Additionally, Appellee contends that Section 627.736(5)(a) and (5)(d) are bound together, thereby making the countersignature of the insured mandatory in order to receive payment of benefits. However, “Section 627.736(5)(d) only states that certain forms must be used to submit a claim to the insurer.” Health Care Associates of South Florida, Inc., and Miami Medical Group, Inc., 9 Fla. L. Weekly Supp. at 397b. The statute makes no references to the countersignature of the insured. Id. Further, there is no mention of “assignment of benefits” in paragraphs (a) or (d) of the above-quoted section.

“It is well established that the fundamental objective of the PIP statute is to guarantee swift and virtually automatic payment of benefits and the PIP statute should not be interpreted in a manner that leads to an unreasonable or absurd result or a result obviously not intended by the legislature.” Chase v. United Automobile Insurance Company, 8 Fla. L. Weekly Supp. 458, 459 (Fla. Dade Cty. Ct., 2001); see also United Automobile Insurance Co. v. Viles, 726 So. 2d 320 (Fla. 3d DCA 1999). “Moreover, statutory provisions under Florida’s no fault laws will be construed liberally in favor of the insured.” United Automobile Insurance Co., 726 So. 2d at 321. “Defendant’s attempt to controvert the purpose and intent of the statute to provide swift payment for medical services needed by an insured when injured in an automobile accident regardless of fault cannot be subverted by defendant’s attempt to create a technical Catch 22 to allow the insurer to fail to meet its responsibilities to pay for medical benefits that are reasonable, related and medically necessary.” Health Care Associates of South Florida, Inc., and Miami Medical Group, Inc., 9 Fla. L. Weekly Supp. at 397b.
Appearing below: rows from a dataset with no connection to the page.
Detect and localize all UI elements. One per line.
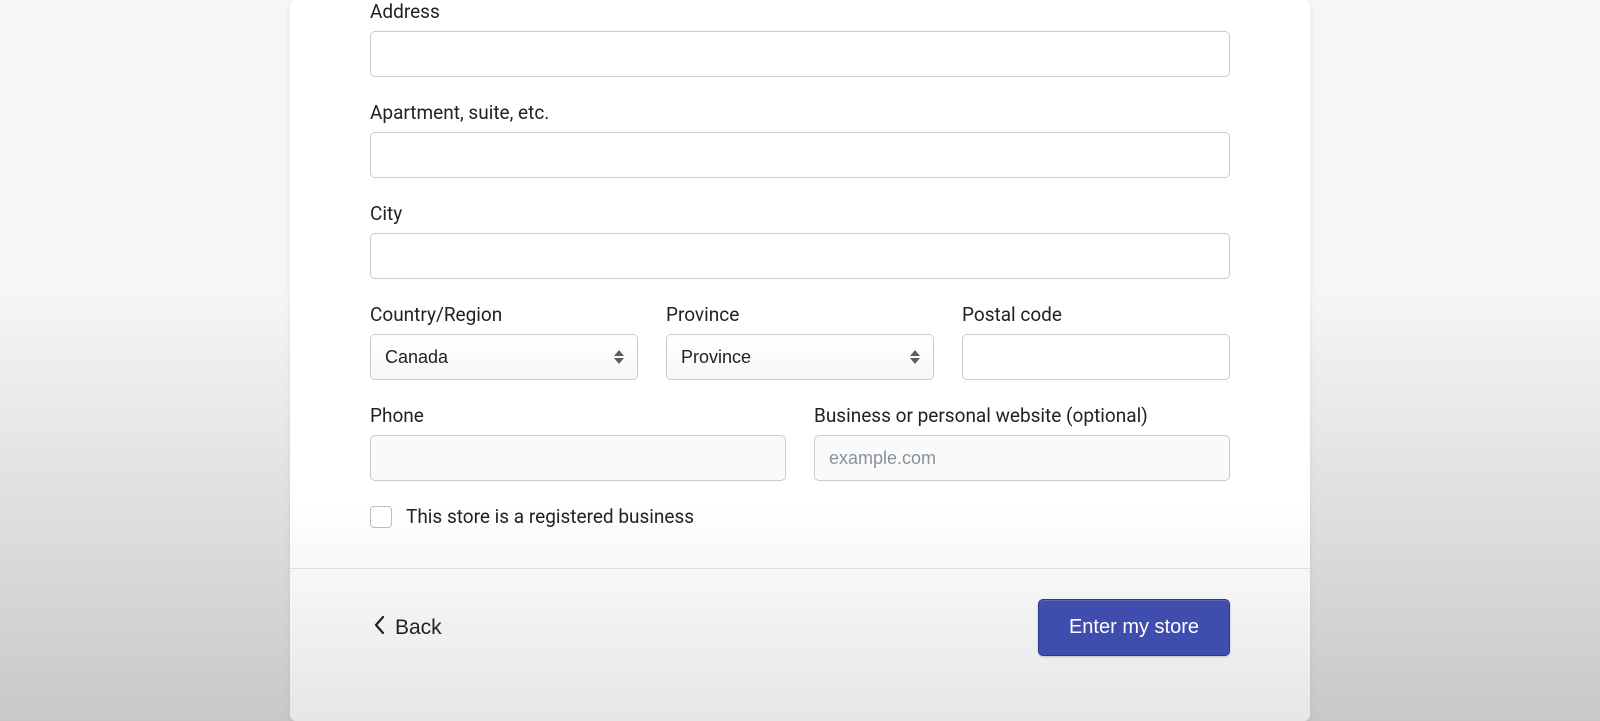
registered-business-label: This store is a registered business — [406, 505, 694, 528]
city-input[interactable] — [370, 233, 1230, 279]
back-button-label: Back — [395, 616, 442, 640]
setup-card: Address Apartment, suite, etc. City Coun… — [290, 0, 1310, 721]
chevron-left-icon — [374, 616, 385, 640]
address-input[interactable] — [370, 31, 1230, 77]
website-input[interactable] — [814, 435, 1230, 481]
province-select[interactable]: Province — [666, 334, 934, 380]
postal-label: Postal code — [962, 303, 1230, 326]
phone-input[interactable] — [370, 435, 786, 481]
address-label: Address — [370, 0, 1230, 23]
registered-business-row: This store is a registered business — [370, 505, 1230, 528]
country-field-group: Country/Region Canada — [370, 303, 638, 380]
country-label: Country/Region — [370, 303, 638, 326]
apartment-label: Apartment, suite, etc. — [370, 101, 1230, 124]
city-field-group: City — [370, 202, 1230, 279]
province-field-group: Province Province — [666, 303, 934, 380]
back-button[interactable]: Back — [370, 610, 446, 646]
city-label: City — [370, 202, 1230, 225]
card-footer: Back Enter my store — [290, 569, 1310, 696]
apartment-field-group: Apartment, suite, etc. — [370, 101, 1230, 178]
postal-field-group: Postal code — [962, 303, 1230, 380]
enter-store-button-label: Enter my store — [1069, 616, 1199, 638]
address-field-group: Address — [370, 0, 1230, 77]
postal-input[interactable] — [962, 334, 1230, 380]
province-select-wrap: Province — [666, 334, 934, 380]
apartment-input[interactable] — [370, 132, 1230, 178]
phone-field-group: Phone — [370, 404, 786, 481]
website-field-group: Business or personal website (optional) — [814, 404, 1230, 481]
registered-business-checkbox[interactable] — [370, 506, 392, 528]
phone-label: Phone — [370, 404, 786, 427]
province-label: Province — [666, 303, 934, 326]
contact-row: Phone Business or personal website (opti… — [370, 404, 1230, 481]
country-select[interactable]: Canada — [370, 334, 638, 380]
enter-store-button[interactable]: Enter my store — [1038, 599, 1230, 656]
region-row: Country/Region Canada Province Province — [370, 303, 1230, 380]
website-label: Business or personal website (optional) — [814, 404, 1230, 427]
country-select-wrap: Canada — [370, 334, 638, 380]
address-form: Address Apartment, suite, etc. City Coun… — [290, 0, 1310, 568]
In light of the above, this Court holds that Section 627.736(5)(a) & (d) does not require the HCFA forms to be countersigned by the insured when the medical provider has accepted an assignment of benefits. In the present case, the HCFA forms comply with the requirements of the statute. Therefore, Oscar Blas’ failure to countersign the HCFA forms does not discharge the Appellee’s obligation to pay PIP benefits for medical care and treatment provided by Appellant.

As to Appellant’s motion for attorney’s fees, it is granted conditioned upon the insured ultimately prevailing with arecovery on the policy. See Tench v. American Reliance Ins. Co., 671 So. 2d 801, 802 (Fla. 3d DCA 1996).

Accordingly, we REVERSE and REMAND for further proceedings consistent herewith. (FIRTEL, J., concurs. ROBINSON, J., dissents with an opinion.)

__________________

(ROBINSON, J., dissenting.) The language of the statute does not indicate that the legislature intended to exclude assignees from the scope of section 627.736(5)(a), Florida Statutes. The legislature has clearly stated that there is a need for protection against fraudulent claims. A signature is required to verify that the claim to the insurer is only for “such treatment . . .as having actually been rendered, to the best knowledge of the insured or his or her guardian . . .” There was no such signature submitted by the appellant.

If an insured assigns her claim, isn’t the need to protect against fraud even greater as the insured might otherwise never see her bill? At the same time, requiring an insured to countersign in no way restricts the insured from validly collecting a claim. The statute reads that the insurer may pay the provider only if there is a countersignature. It does not say shall because there may be circumstances when paying the insured is more appropriate, such as if an insurer learns that there is no assignment or if other legal requirements are not met.

As the statute neither excludes nor even mentions assignments, I would affirm.